I don't know how carry on again :(

 

[harry654]

could you write me an inequality at which should I arrive?

 

[harry654]

I tried this
(a²+b²)cos²(α-β) ≤ a²+b²-h²
(a²+b²)cos²(α-β)-(a²+b²)≤ -h²
but how carry on... I am desperate:(

 

[tiny-tim]

good morning!

(a²+b²)cos²(α-β)-(a²+b²)≤ -h²

yes, that's a standard way of simplifying an equation …

putting all the similar things on one side!

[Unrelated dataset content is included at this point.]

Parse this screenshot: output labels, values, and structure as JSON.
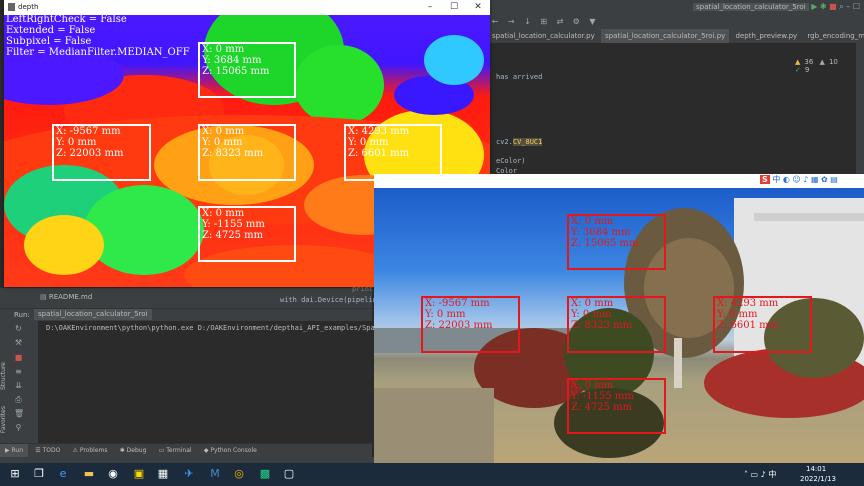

ok, now simplify (a²+b²)cos²(α-β)-(a²+b²) ​

 

[harry654]

good morning
(a²+b²)cos²(α-β)-(a²+b²)=
=(a²+b²)(cos²(α-β)-1)=
=(a²+b²)(cos(α-β)-1)(cos(α-β)+1)
OK?

 

[tiny-tim]

good morning
(a²+b²)cos²(α-β)-(a²+b²)=
=(a²+b²)(cos²(α-β)-1)=
=(a²+b²)(cos(α-β)-1)(cos(α-β)+1)
OK?

oh good grief!

no wonder you've been having difficulty with this question

take the morning off and become familiar with using your https://www.physicsforums.com/library.php?do=view_item&itemid=18" …

in particular cos² + sin² = 1 ​